Reizende Wohnluft tränende Augen

Reportage aus dem Brückenbauer Nummer 4, Januar 1987. Nach mühseligen Kämpfen mit Architekt, Generalunternehmer und Handwerkern zieht die Familie Schawinski ins verdienter Eigenheim. Zwar riecht der Kellerraum säuerlich, und in der Luft der Wohnzimmer hängt trotz intensivem Durchzug ein beißender Geruch.
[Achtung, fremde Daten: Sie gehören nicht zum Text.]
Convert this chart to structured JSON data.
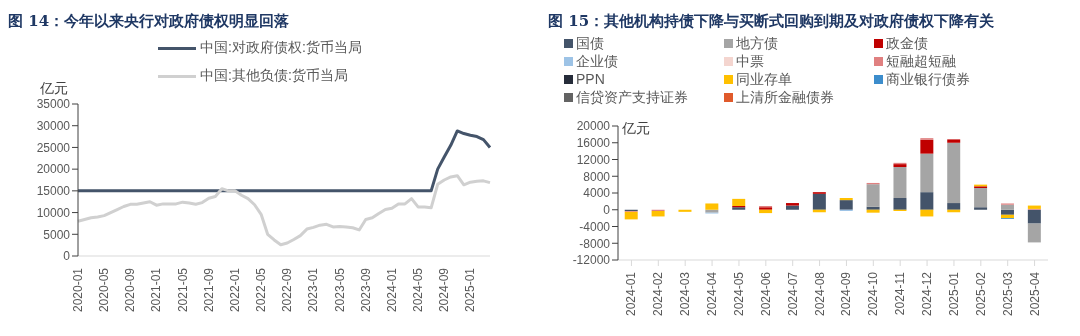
{
  "chart_data": [
    {
      "type": "line",
      "title": "图 14：今年以来央行对政府债权明显回落",
      "ylabel": "亿元",
      "categories": [
        "2020-01",
        null,
        null,
        null,
        "2020-05",
        null,
        null,
        null,
        "2020-09",
        null,
        null,
        null,
        "2021-01",
        null,
        null,
        null,
        "2021-05",
        null,
        null,
        null,
        "2021-09",
        null,
        null,
        null,
        "2022-01",
        null,
        null,
        null,
        "2022-05",
        null,
        null,
        null,
        "2022-09",
        null,
        null,
        null,
        "2023-01",
        null,
        null,
        null,
        "2023-05",
        null,
        null,
        null,
        "2023-09",
        null,
        null,
        null,
        "2024-01",
        null,
        null,
        null,
        "2024-05",
        null,
        null,
        null,
        "2024-09",
        null,
        null,
        null,
        "2025-01",
        null,
        null,
        null
      ],
      "series": [
        {
          "name": "中国:对政府债权:货币当局",
          "color": "#44546a",
          "values": [
            15000,
            15000,
            15000,
            15000,
            15000,
            15000,
            15000,
            15000,
            15000,
            15000,
            15000,
            15000,
            15000,
            15000,
            15000,
            15000,
            15000,
            15000,
            15000,
            15000,
            15000,
            15000,
            15000,
            15000,
            15000,
            15000,
            15000,
            15000,
            15000,
            15000,
            15000,
            15000,
            15000,
            15000,
            15000,
            15000,
            15000,
            15000,
            15000,
            15000,
            15000,
            15000,
            15000,
            15000,
            15000,
            15000,
            15000,
            15000,
            15000,
            15000,
            15000,
            15000,
            15000,
            15000,
            15000,
            20000,
            22800,
            25500,
            28800,
            28200,
            27800,
            27500,
            26800,
            25000
          ]
        },
        {
          "name": "中国:其他负债:货币当局",
          "color": "#d0d0d0",
          "values": [
            8000,
            8400,
            8800,
            9000,
            9300,
            10000,
            10700,
            11400,
            11900,
            11900,
            12200,
            12500,
            11700,
            12000,
            12000,
            12000,
            12400,
            12200,
            11900,
            12300,
            13300,
            13700,
            15500,
            15000,
            15000,
            14000,
            13200,
            11800,
            9600,
            5000,
            3700,
            2600,
            3000,
            3800,
            4700,
            6200,
            6600,
            7100,
            7300,
            6700,
            6800,
            6700,
            6500,
            6000,
            8400,
            8800,
            9800,
            10700,
            11000,
            12000,
            12000,
            13200,
            11300,
            11300,
            11100,
            16500,
            17500,
            18200,
            18500,
            16400,
            17000,
            17200,
            17300,
            16900
          ]
        }
      ],
      "ylim": [
        0,
        35000
      ],
      "yticks": [
        0,
        5000,
        10000,
        15000,
        20000,
        25000,
        30000,
        35000
      ],
      "grid": false,
      "legend": "top",
      "marker": "none"
    },
    {
      "type": "bar",
      "title": "图 15：其他机构持债下降与买断式回购到期及对政府债权下降有关",
      "ylabel": "亿元",
      "stacked": true,
      "categories": [
        "2024-01",
        "2024-02",
        "2024-03",
        "2024-04",
        "2024-05",
        "2024-06",
        "2024-07",
        "2024-08",
        "2024-09",
        "2024-10",
        "2024-11",
        "2024-12",
        "2025-01",
        "2025-02",
        "2025-03",
        "2025-04"
      ],
      "series": [
        {
          "name": "国债",
          "color": "#44546a",
          "values": [
            -300,
            null,
            null,
            null,
            600,
            null,
            1000,
            3800,
            2300,
            700,
            2800,
            4200,
            1600,
            600,
            -1200,
            -3300
          ]
        },
        {
          "name": "地方债",
          "color": "#a5a5a5",
          "values": [
            null,
            null,
            null,
            -700,
            null,
            null,
            null,
            null,
            null,
            5400,
            7400,
            9200,
            14400,
            4600,
            1200,
            -4500
          ]
        },
        {
          "name": "政金债",
          "color": "#c00000",
          "values": [
            null,
            null,
            null,
            null,
            300,
            600,
            600,
            400,
            null,
            null,
            700,
            3300,
            800,
            400,
            null,
            null
          ]
        },
        {
          "name": "企业债",
          "color": "#9dc3e6",
          "values": [
            null,
            null,
            null,
            -200,
            null,
            null,
            null,
            null,
            -300,
            null,
            null,
            null,
            null,
            null,
            null,
            null
          ]
        },
        {
          "name": "中票",
          "color": "#f4d5cf",
          "values": [
            null,
            null,
            null,
            null,
            null,
            null,
            null,
            null,
            null,
            null,
            null,
            null,
            null,
            null,
            null,
            null
          ]
        },
        {
          "name": "短融超短融",
          "color": "#e08080",
          "values": [
            -200,
            -300,
            null,
            null,
            null,
            300,
            null,
            null,
            null,
            300,
            300,
            400,
            null,
            null,
            300,
            200
          ]
        },
        {
          "name": "PPN",
          "color": "#262c3a",
          "values": [
            null,
            null,
            null,
            null,
            null,
            null,
            null,
            null,
            null,
            null,
            null,
            null,
            null,
            null,
            null,
            null
          ]
        },
        {
          "name": "同业存单",
          "color": "#ffc000",
          "values": [
            -1800,
            -1300,
            -500,
            1500,
            1700,
            -800,
            null,
            -600,
            500,
            -700,
            -300,
            -1600,
            -600,
            400,
            -800,
            800
          ]
        },
        {
          "name": "商业银行债券",
          "color": "#3c8dcc",
          "values": [
            null,
            null,
            null,
            null,
            null,
            null,
            null,
            null,
            null,
            null,
            null,
            null,
            null,
            null,
            -200,
            null
          ]
        },
        {
          "name": "信贷资产支持证券",
          "color": "#636363",
          "values": [
            null,
            null,
            null,
            null,
            null,
            null,
            null,
            null,
            null,
            null,
            null,
            null,
            null,
            null,
            null,
            null
          ]
        },
        {
          "name": "上清所金融债券",
          "color": "#e05a2b",
          "values": [
            null,
            null,
            null,
            null,
            null,
            null,
            null,
            null,
            null,
            null,
            null,
            null,
            null,
            null,
            null,
            null
          ]
        }
      ],
      "ylim": [
        -12000,
        20000
      ],
      "yticks": [
        -12000,
        -8000,
        -4000,
        0,
        4000,
        8000,
        12000,
        16000,
        20000
      ],
      "grid": false,
      "legend": "top"
    }
  ]
}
Ina Schawinski, Frau des Radio 24- Gründers, traut der Sache nicht und möchte den Umzug verschieben – zu Recht, wie sich bald herausstellt. Kaum eingezogen, wird sie krank: Die Augen brennen, der Brustkorb schmerzt, ihre Atemwege sind entzündet, die Beine schwer. Nachts wälzt sich die Familie schlaflos in den Betten. Die Kleinkinder Kevin und Joelle werden von Tag zu Tag quengliger. Sie klagen über Rücken- und Nasenschmerzen. Dann bekommt Ina Schawinski am ganzen Körper braune Flecken; ihr fallen ganze Haarbüschel aus. Später diagnostizieren die Ärzte Hormonstörungen und eine Veränderung des Blutbildes wie bei Leukämiekranken.
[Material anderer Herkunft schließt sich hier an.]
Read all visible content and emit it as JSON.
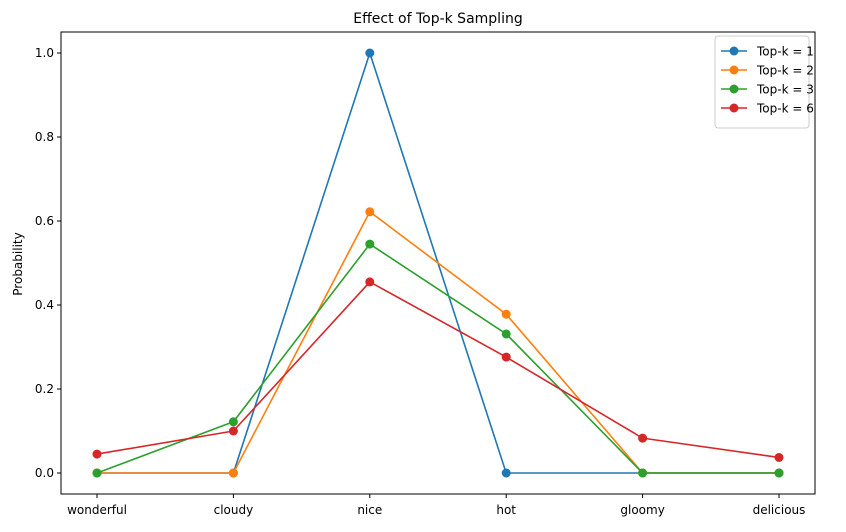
{
  "chart_data": {
    "type": "line",
    "title": "Effect of Top-k Sampling",
    "xlabel": "",
    "ylabel": "Probability",
    "categories": [
      "wonderful",
      "cloudy",
      "nice",
      "hot",
      "gloomy",
      "delicious"
    ],
    "ylim": [
      -0.05,
      1.05
    ],
    "yticks": [
      0.0,
      0.2,
      0.4,
      0.6,
      0.8,
      1.0
    ],
    "ytick_labels": [
      "0.0",
      "0.2",
      "0.4",
      "0.6",
      "0.8",
      "1.0"
    ],
    "grid": false,
    "legend_position": "top-right",
    "series": [
      {
        "name": "Top-k = 1",
        "color": "#1f77b4",
        "values": [
          0.0,
          0.0,
          1.0,
          0.0,
          0.0,
          0.0
        ]
      },
      {
        "name": "Top-k = 2",
        "color": "#ff7f0e",
        "values": [
          0.0,
          0.0,
          0.622,
          0.378,
          0.0,
          0.0
        ]
      },
      {
        "name": "Top-k = 3",
        "color": "#2ca02c",
        "values": [
          0.0,
          0.122,
          0.545,
          0.331,
          0.0,
          0.0
        ]
      },
      {
        "name": "Top-k = 6",
        "color": "#d62728",
        "values": [
          0.045,
          0.1,
          0.455,
          0.276,
          0.083,
          0.037
        ]
      }
    ]
  }
}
Erst nach Wochen bestätigen auch die Mediziner, was Ina Schawinski als erste vermutete: Ursache ihrer Krankheit ist eine Vergiftung – schuld sind die Chemikalien im Haus. Die ganze Familie ist durch Wohngifte geschädigt worden.

Die herbeigerufenen Toxikologen der ETH Zürich verspüren bei ihrer Visite leichte Schleimhautreizungen, einige auch Augenbrennen und später Kopfweh. Die Wohnung wird mit Akribie auf mögliche Gifte abgesucht. Doch die Messungen bringen kaum etwas:“ Mit unseren Untersuchungen haben wir keine chemischen Substanzen gefunden, die nach heutigem Wissensstand im gefundenen Konzentrationsbereich Reizwirkungen verursachen können“, hält das Toxikologische Institut als Schlussfolgerung in seinem Gutachten fest. Allenfalls käme auch eine Allergie auf Pollen frühblühender Bäume in Frage, rätseln die Experten.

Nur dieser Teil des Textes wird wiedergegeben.